@XSugarplum,
Shlomo,
Yes, my dismay was authentic in my earlier life, because I have seen so much suffering in the wake of such a tyrannical dogma, based upon a hardhearted and punishing God.
But let me explain myself a little further, if I may. I am neither a theist, nor an atheist, and I am definitely not an agnostic. I am what some people call a mystic.
I guess at first sight, I would certainly appear to be fighting against both sides of this issue. You are very astute to notice this. Perhaps this is because, there are not just two sides, and therefore I am able to holding a third way of looking at it, a whole other perspective. So yes, I want immunity from all punishment, and yes at the very same time, I want freedom.

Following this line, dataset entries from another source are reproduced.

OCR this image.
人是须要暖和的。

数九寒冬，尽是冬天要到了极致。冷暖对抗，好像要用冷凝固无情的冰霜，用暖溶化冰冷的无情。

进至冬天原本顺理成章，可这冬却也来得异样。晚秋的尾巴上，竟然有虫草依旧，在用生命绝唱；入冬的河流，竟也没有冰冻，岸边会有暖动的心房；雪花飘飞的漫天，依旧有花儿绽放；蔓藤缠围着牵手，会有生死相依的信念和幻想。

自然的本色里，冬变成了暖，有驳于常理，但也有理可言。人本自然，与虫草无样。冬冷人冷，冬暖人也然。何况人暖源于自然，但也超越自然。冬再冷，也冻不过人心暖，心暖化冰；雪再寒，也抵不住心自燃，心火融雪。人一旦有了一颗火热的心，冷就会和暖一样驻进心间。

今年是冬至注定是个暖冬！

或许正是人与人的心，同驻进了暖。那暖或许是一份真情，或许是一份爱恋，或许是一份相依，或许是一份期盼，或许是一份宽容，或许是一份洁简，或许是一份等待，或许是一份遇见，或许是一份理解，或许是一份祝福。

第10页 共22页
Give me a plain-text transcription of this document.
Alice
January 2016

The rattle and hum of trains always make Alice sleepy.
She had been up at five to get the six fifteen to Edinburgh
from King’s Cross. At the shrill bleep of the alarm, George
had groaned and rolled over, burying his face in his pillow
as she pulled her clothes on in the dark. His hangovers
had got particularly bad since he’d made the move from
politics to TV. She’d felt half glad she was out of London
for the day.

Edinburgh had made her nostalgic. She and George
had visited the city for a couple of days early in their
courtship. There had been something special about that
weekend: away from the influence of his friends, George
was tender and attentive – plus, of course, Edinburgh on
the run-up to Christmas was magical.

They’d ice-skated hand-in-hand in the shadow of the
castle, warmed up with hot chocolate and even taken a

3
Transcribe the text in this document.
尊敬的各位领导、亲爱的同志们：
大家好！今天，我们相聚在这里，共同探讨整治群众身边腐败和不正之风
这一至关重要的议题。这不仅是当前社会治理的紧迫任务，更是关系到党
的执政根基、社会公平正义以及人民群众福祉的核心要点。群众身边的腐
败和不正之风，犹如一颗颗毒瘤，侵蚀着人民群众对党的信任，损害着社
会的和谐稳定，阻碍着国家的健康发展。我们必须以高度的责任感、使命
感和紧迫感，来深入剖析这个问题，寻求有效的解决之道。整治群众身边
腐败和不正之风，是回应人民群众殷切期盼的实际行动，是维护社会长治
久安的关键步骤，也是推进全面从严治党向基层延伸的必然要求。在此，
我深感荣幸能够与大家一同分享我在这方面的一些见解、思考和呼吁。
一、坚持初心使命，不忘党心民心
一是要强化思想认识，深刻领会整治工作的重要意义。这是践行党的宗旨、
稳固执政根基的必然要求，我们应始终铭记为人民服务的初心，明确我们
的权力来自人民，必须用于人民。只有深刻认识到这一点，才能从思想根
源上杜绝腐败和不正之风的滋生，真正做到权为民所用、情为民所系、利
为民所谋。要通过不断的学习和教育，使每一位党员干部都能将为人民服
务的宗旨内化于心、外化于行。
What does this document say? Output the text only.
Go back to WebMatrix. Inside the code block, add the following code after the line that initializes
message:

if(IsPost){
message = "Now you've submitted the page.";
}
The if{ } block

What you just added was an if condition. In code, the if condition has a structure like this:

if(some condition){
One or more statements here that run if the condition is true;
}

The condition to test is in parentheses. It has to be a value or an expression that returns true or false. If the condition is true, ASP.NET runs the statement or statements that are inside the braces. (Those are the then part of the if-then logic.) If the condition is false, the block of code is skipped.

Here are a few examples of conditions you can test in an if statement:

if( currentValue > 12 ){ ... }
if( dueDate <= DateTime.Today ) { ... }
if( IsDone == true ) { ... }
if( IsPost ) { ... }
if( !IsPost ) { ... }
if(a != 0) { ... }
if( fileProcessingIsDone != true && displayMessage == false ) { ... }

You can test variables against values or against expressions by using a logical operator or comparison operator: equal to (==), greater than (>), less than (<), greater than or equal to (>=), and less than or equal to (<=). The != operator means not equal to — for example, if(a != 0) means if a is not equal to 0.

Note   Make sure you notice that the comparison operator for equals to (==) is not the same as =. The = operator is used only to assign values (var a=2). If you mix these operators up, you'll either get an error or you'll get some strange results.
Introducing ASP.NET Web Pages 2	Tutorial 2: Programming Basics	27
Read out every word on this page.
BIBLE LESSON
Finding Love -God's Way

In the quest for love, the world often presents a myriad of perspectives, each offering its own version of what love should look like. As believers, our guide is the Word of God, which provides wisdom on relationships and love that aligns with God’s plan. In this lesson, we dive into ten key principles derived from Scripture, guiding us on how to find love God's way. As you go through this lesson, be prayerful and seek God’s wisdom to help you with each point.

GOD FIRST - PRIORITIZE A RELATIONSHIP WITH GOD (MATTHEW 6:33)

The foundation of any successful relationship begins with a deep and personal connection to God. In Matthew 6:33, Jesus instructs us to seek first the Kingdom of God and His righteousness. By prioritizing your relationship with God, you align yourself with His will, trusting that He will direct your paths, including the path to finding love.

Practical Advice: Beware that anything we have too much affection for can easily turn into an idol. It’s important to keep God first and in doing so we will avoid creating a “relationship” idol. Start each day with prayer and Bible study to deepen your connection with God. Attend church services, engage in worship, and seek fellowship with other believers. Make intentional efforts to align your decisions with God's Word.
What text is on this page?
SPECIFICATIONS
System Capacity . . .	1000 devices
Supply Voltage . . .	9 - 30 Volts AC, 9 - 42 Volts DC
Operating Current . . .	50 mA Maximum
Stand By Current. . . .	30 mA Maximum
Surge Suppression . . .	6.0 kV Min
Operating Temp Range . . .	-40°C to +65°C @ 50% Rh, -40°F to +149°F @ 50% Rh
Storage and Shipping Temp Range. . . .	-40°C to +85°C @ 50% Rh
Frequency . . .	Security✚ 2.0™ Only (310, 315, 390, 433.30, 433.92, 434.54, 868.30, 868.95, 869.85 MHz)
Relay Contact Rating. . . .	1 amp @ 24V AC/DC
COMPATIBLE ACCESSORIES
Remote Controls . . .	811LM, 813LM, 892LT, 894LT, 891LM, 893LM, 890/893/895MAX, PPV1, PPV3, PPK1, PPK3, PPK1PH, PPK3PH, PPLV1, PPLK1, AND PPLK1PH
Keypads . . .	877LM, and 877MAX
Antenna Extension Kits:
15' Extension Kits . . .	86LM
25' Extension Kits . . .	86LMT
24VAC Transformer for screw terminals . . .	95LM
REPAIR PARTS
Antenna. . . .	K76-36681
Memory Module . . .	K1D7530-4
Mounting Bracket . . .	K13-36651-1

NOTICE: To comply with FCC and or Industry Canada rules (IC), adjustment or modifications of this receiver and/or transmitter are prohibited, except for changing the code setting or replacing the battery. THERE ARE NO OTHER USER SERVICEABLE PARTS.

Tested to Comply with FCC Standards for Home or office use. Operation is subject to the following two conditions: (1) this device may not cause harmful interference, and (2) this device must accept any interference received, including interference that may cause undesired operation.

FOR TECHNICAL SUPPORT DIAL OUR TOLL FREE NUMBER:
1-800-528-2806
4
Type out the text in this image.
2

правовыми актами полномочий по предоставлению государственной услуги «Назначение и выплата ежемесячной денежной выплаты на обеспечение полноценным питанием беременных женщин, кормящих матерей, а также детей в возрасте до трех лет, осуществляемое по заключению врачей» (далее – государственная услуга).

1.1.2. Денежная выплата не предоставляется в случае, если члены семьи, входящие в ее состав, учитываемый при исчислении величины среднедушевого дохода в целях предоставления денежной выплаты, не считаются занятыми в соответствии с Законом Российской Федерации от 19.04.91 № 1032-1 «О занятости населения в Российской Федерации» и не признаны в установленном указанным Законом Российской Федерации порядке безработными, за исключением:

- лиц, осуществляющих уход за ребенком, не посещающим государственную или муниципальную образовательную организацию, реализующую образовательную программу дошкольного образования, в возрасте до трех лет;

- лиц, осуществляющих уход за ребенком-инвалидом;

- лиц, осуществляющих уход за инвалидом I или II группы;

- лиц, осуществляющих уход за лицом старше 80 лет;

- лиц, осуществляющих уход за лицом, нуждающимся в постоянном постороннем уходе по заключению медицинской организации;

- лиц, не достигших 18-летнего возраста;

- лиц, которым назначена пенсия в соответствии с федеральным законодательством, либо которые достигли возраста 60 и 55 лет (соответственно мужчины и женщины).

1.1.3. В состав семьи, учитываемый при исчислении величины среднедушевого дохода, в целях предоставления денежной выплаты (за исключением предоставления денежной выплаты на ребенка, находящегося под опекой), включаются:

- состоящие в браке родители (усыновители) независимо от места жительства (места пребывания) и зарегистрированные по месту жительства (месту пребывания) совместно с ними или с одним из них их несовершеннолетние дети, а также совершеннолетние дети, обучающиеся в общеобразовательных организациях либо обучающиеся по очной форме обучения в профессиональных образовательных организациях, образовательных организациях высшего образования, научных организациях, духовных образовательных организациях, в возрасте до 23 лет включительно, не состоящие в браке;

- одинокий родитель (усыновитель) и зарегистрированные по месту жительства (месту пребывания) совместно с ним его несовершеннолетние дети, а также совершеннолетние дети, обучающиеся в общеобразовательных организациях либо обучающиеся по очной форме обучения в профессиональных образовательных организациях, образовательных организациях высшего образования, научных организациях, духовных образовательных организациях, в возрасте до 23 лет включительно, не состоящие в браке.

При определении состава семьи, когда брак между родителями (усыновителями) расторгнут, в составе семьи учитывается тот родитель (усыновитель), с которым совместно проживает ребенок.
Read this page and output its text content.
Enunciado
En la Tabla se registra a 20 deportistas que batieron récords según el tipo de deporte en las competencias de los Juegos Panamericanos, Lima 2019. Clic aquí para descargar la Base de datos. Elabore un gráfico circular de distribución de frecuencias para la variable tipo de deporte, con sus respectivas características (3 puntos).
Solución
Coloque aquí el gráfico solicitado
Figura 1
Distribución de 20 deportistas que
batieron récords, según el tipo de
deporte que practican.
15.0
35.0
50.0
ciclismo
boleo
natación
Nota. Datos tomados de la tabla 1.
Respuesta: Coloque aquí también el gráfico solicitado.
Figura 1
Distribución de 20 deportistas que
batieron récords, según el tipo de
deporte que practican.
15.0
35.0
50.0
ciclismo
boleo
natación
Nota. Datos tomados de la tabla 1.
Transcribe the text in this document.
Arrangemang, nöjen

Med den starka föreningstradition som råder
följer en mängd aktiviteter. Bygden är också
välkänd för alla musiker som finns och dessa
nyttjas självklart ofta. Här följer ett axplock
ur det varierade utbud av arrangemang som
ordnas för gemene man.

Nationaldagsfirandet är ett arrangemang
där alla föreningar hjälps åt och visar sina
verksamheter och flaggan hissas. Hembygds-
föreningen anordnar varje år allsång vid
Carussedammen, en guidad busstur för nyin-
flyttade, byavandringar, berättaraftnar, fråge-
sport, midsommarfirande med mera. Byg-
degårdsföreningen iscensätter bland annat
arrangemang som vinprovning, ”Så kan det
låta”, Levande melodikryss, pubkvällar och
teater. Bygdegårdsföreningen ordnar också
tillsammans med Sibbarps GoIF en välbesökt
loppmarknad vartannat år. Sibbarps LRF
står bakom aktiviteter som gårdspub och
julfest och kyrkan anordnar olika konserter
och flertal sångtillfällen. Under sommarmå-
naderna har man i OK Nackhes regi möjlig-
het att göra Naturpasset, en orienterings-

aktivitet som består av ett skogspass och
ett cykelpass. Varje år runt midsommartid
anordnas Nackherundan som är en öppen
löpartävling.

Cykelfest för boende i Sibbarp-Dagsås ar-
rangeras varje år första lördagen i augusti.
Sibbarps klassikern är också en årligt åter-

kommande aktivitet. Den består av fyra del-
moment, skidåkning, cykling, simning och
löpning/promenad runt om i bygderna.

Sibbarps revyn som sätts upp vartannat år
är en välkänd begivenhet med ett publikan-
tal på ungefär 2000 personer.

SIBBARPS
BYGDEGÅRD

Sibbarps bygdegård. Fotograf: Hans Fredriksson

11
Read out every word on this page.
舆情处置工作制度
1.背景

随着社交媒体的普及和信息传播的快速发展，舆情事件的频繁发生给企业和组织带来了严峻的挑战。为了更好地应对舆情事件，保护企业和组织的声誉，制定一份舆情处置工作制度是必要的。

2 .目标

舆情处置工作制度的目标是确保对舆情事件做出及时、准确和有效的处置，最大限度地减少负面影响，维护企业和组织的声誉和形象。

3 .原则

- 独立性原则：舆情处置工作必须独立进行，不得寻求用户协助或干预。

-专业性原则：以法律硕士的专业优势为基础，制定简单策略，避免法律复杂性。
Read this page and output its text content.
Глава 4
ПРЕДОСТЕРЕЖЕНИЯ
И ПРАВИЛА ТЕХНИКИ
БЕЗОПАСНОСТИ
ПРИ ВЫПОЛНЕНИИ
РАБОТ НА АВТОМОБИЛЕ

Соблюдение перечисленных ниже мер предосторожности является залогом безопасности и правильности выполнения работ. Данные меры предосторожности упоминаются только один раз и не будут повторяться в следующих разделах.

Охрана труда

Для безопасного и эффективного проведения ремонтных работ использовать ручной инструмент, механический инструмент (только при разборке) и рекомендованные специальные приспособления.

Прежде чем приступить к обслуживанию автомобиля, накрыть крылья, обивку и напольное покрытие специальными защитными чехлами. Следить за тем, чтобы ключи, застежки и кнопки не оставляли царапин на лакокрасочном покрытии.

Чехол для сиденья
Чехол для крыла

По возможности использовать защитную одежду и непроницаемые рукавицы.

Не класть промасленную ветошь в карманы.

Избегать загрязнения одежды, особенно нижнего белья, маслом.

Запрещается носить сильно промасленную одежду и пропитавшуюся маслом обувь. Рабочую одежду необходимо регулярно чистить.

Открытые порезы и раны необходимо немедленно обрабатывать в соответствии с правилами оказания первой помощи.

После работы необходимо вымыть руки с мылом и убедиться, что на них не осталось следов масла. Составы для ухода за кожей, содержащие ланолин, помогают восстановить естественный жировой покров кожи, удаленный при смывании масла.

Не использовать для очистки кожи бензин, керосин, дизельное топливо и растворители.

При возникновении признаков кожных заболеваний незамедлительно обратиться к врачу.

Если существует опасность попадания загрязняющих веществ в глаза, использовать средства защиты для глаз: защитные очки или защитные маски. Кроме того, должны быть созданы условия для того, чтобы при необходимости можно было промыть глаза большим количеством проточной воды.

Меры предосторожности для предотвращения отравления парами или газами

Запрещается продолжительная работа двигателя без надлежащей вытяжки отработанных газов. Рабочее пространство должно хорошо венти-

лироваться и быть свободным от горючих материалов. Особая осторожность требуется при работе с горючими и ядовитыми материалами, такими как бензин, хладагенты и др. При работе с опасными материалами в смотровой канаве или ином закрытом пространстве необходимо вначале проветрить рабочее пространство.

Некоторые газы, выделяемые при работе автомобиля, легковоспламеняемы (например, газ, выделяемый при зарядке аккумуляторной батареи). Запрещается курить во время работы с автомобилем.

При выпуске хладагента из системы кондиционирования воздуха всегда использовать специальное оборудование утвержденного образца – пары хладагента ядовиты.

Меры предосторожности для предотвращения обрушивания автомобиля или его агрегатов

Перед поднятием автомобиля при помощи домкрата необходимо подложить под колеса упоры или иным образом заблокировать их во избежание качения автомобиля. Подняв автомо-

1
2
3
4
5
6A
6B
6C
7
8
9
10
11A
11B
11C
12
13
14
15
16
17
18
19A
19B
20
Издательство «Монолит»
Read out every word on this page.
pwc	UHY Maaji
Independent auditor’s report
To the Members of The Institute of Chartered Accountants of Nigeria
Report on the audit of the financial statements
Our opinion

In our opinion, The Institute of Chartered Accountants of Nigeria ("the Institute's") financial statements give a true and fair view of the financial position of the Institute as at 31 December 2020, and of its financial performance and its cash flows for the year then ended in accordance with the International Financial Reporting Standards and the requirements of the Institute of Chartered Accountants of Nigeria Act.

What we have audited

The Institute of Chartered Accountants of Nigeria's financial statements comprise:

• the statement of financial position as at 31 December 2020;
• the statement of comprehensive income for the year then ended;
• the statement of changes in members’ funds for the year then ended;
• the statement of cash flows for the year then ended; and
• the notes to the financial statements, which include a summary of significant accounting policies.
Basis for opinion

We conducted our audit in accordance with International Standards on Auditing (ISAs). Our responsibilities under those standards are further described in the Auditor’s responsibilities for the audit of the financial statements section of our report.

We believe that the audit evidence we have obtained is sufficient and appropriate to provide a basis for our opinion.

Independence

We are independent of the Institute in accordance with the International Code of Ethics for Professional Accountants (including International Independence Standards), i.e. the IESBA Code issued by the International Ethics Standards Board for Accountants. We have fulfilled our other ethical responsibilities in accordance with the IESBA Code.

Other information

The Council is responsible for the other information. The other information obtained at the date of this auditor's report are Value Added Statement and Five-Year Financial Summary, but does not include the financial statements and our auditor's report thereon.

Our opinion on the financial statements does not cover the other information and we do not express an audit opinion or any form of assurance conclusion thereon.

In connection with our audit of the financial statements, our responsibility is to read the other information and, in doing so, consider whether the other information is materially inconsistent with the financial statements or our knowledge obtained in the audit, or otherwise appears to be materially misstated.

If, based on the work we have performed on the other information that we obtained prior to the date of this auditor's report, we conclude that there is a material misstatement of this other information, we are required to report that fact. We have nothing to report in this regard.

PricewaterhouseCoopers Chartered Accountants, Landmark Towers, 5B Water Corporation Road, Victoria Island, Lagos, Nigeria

What I want is freedom from both good and evil, and that whole paradigm. I want rather a journey of discovery into what the Ultimate actually is. I am not going to buy any story line in this area. I am going to look directly, some say into my heart (that's close, maybe intuition is closer) and also into my life, and in this way find out for myself.
When I started out, all that I had was this genuine longing to know. It has served me well, and it has never left me. It is a loving umbilical between me, and the source, of this I am quite sure.
As is said in Islam, "It (God/Ultimate) longs for me, even more than I long for It."
No, I am not majorly into Islam either. I am closer to Huxley’s Perennial Philosophy, if anything.
So what is this suffering that you claim will teach us lessons? It is simply confusion IMO. We are trained up in an error and buy into an untruth, and we suffer these very thoughts.
We are so steeped in habitual thinking, that it is difficult to see the truth that is right in front of our face, all of the time.